Le froid hivernal est un tourment supplémentaire qui s’ajoute aux conditions de vie indignes qui sont déjà celles en temps normal de ces mineurs laissés dans la rue. Leurs besoins fondamentaux ne sont pas respectés : se nourrir, se laver, manger chaud, se sentir en sécurité, trouver des vêtements, toutes ces petites actions dont dépend pourtant leur survie, leur sont inaccessibles ou se font dans l’effort. La plupart de ces mineurs dépendent des associations, des collectifs et des citoyens solidaires pour obtenir de l’aide.

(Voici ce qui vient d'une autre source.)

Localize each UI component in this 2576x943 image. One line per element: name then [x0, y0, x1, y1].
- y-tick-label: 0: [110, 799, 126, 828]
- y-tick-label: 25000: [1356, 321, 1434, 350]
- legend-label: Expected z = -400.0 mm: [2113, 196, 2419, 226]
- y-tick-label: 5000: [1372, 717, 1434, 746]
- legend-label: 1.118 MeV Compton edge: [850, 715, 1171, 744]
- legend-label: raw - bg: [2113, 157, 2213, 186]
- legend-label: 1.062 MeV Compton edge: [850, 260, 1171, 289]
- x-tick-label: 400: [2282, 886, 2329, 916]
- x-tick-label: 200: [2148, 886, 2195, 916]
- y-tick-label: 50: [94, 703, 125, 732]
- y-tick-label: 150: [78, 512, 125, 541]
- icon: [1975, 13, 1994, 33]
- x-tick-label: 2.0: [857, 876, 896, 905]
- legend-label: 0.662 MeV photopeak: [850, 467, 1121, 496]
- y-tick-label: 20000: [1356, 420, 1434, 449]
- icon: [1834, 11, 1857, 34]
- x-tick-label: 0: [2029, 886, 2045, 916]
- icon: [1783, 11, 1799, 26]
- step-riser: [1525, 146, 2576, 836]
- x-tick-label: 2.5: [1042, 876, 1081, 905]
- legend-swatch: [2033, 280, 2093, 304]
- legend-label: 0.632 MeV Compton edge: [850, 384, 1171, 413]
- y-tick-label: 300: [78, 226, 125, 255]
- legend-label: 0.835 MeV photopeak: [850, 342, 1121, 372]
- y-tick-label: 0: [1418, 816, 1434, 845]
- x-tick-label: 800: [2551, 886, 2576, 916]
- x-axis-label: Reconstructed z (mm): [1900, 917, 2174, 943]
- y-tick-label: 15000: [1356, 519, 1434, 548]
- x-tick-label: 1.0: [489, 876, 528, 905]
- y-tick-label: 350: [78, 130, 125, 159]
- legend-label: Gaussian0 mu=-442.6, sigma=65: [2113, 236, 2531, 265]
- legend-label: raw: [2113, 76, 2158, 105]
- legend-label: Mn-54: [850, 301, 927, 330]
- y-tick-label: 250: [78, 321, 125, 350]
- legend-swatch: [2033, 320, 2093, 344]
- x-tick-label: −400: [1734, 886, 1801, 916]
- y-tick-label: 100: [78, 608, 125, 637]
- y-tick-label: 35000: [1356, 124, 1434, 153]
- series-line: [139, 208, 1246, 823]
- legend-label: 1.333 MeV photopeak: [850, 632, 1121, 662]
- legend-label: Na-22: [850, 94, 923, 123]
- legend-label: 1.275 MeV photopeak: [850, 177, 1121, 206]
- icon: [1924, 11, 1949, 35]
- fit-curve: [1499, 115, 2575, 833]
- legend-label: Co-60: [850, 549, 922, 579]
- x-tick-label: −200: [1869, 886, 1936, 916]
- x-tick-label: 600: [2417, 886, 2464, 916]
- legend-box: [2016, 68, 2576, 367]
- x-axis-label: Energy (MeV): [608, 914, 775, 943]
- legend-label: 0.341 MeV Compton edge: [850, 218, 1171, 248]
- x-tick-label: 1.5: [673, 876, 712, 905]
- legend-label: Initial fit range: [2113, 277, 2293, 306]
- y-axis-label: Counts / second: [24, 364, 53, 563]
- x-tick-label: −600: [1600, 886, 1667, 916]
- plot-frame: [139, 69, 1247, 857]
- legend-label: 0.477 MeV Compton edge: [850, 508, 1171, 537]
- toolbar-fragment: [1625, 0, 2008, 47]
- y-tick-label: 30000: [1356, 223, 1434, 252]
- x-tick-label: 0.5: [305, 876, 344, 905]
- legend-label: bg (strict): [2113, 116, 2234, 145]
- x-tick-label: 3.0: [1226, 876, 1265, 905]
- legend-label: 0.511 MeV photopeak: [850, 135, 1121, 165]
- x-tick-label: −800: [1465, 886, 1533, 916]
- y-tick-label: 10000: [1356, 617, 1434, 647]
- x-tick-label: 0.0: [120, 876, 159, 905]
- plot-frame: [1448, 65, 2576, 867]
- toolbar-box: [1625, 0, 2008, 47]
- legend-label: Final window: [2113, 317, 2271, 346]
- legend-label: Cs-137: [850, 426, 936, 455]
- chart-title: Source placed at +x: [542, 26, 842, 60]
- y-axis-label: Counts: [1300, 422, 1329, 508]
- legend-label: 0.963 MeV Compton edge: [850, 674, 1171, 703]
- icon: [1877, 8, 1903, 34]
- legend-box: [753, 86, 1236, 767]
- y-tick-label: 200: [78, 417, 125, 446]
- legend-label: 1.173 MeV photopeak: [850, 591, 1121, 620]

Les jeunes arrivés à Paris se sont orientés vers les campements de fortunes qui entouraient la ville jusqu’à récemment. Boubacar se souvient du premier jour où il est arrivé au campement de Porte d’Aubervilliers : « tu te dis "ça n’est pas possible, je ne peux pas dormir ici". Imagine, des gens meurent en Méditerranée pour venir ici, ça n’est pas possible. Mais puisqu’on n’a pas d’autre solution alors on finit par le faire, c’est obligé ». Après deux mois dans la rue après que les services du département l’aient considéré adulte, un juge pour enfants a finalement reconnu Boubacar comme mineur et il a été placé à l’Aide Sociale à l’Enfance.
Dans un contexte de grande précarité et de violence, tous parlent de la dangerosité de la vie dans la rue pour des adolescents sans famille, repères ni ressources. Pour Alpha, jeune guinéen de 15 ans, « le plus dangereux je pense c’est d’être seul. Tu vois certaines personnes tabasser des gens et il n’y a personne qui parle. Ça aussi ça fait très mal. » Lui-même s’est fait violemment agresser sur le campement où il avait posé sa tente, après avoir réclamé à un homme de lui rendre ce qui lui avait été volé la veille.